Edited to add: I was asked about how easy it was to read what's on the screen. I wouldn't recommend a phone to try and read on, but I have tried it out on a 7" tablet, an iPad Air and an iPad Pro, and have absolutely no problems - it's as easy to read as reading the physical magazine.
This is what a page looks like on an iPad Air in profile view.
The above image is a 2 page view in landscape. It's actually sharper than it appears here, and is certainly easy to read.
I've zoomed right into the page for this shot - I could have got closer if I had wanted to. So it's actually far better than reading the printed version - unless you have a magnifying glass to hand!
Phil, how do the articles look on screen. My concern is that a visual article with lots of pictures or a comic could be hard to read on anything less than a PC. What do you think?

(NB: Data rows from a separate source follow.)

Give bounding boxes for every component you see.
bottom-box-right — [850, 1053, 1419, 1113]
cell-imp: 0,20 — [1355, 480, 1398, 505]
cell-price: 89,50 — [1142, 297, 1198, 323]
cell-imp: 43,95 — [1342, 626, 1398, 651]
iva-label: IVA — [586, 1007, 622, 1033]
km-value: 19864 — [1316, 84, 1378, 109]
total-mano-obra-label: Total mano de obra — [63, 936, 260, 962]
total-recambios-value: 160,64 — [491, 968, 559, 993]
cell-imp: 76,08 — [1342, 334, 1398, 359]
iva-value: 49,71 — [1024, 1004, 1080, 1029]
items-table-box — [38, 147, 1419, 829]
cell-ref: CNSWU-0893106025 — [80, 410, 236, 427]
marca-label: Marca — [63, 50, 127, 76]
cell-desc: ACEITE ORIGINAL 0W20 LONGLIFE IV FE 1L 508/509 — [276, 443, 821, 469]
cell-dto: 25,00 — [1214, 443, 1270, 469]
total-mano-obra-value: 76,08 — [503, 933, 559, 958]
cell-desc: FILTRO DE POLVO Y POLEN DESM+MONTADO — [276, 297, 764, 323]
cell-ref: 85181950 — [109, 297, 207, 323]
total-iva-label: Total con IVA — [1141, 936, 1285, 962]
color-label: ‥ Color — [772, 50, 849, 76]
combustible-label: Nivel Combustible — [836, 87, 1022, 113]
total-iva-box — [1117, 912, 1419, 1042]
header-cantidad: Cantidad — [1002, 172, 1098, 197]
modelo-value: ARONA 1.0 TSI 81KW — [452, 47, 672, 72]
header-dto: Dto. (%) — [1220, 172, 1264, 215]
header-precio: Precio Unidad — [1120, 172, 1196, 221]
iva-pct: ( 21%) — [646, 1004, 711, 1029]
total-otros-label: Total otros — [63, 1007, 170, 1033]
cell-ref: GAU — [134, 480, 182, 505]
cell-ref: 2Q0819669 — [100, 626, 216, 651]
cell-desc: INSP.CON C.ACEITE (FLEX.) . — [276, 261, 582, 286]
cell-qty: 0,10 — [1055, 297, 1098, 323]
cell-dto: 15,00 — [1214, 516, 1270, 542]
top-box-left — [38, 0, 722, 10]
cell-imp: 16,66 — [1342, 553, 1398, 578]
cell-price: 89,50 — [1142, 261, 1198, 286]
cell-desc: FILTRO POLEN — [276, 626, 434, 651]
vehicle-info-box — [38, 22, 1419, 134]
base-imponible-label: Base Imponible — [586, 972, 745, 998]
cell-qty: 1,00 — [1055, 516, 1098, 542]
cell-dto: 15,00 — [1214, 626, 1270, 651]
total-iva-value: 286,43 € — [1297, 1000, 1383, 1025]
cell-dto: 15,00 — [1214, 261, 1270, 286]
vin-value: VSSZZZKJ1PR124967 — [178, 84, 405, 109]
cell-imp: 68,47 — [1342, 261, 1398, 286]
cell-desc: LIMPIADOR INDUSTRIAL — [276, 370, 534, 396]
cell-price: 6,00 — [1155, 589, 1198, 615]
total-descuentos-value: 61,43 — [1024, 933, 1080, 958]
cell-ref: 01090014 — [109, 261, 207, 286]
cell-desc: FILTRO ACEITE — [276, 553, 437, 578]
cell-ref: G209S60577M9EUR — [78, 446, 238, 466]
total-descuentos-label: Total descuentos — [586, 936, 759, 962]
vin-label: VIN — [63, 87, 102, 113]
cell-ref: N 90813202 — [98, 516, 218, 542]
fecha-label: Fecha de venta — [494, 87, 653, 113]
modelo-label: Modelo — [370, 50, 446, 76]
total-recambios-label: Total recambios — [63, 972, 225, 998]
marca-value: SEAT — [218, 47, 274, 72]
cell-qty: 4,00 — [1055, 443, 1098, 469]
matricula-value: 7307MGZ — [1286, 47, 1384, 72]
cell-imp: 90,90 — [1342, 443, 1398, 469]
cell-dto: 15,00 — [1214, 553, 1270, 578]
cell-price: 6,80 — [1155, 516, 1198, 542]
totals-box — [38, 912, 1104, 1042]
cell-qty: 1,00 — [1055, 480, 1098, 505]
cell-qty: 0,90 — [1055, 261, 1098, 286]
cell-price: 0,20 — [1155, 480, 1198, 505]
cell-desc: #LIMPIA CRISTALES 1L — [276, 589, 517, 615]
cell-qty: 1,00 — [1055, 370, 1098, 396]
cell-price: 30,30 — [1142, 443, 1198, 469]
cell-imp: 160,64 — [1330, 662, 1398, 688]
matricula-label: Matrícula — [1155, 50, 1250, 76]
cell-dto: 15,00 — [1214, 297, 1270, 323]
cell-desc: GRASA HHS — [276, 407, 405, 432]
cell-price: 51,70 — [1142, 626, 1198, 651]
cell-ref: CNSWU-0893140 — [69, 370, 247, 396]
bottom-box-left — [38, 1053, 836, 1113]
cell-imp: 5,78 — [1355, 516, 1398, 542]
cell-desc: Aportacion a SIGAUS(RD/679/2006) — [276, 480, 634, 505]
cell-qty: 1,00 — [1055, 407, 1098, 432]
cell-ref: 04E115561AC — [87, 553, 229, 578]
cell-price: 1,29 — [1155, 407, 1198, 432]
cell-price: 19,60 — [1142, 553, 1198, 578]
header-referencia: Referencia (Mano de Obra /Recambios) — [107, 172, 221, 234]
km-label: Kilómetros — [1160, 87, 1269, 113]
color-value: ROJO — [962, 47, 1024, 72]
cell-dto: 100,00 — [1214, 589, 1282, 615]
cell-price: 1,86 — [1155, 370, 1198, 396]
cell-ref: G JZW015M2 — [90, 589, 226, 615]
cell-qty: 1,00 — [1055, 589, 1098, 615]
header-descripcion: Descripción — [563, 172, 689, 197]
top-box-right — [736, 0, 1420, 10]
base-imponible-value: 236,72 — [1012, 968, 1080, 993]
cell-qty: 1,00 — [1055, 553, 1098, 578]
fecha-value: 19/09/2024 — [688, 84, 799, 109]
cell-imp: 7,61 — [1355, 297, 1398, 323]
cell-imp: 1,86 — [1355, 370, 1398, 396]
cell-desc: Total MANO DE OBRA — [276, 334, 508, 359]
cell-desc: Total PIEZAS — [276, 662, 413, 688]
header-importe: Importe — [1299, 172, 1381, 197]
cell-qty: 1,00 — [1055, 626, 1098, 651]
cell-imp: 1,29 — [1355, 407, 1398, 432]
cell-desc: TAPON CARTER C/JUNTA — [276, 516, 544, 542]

Posted by: Carolyn Smith | April 14, 2016 at 09:23 AM
Don't forget many UK libraries now have emagazine services through Zinio, where customers can download magazines of a similar popular nature to Readly free using their library card. A Zinio for Libraries app lets you read them offline, and the magazine stays yours even if the library cancels its subscription. Titles most libraries have include the BBC titles, Good Housekeeping, Economist, Hello, New Scientist, Cosmo and many more.
Some also have Library PressDisplay where you can view world newspapers and magazines in full for around 90 days - for the UK it includes the Guardian, Daily Telegraph, Daily Mail, Daily Express and many local papers, but also many other magazines, including some childrens titles.
Using the PressReader app you can download titles in libraries with subscriptions for offline reading, as the library becomes a hotspot that the app recognises.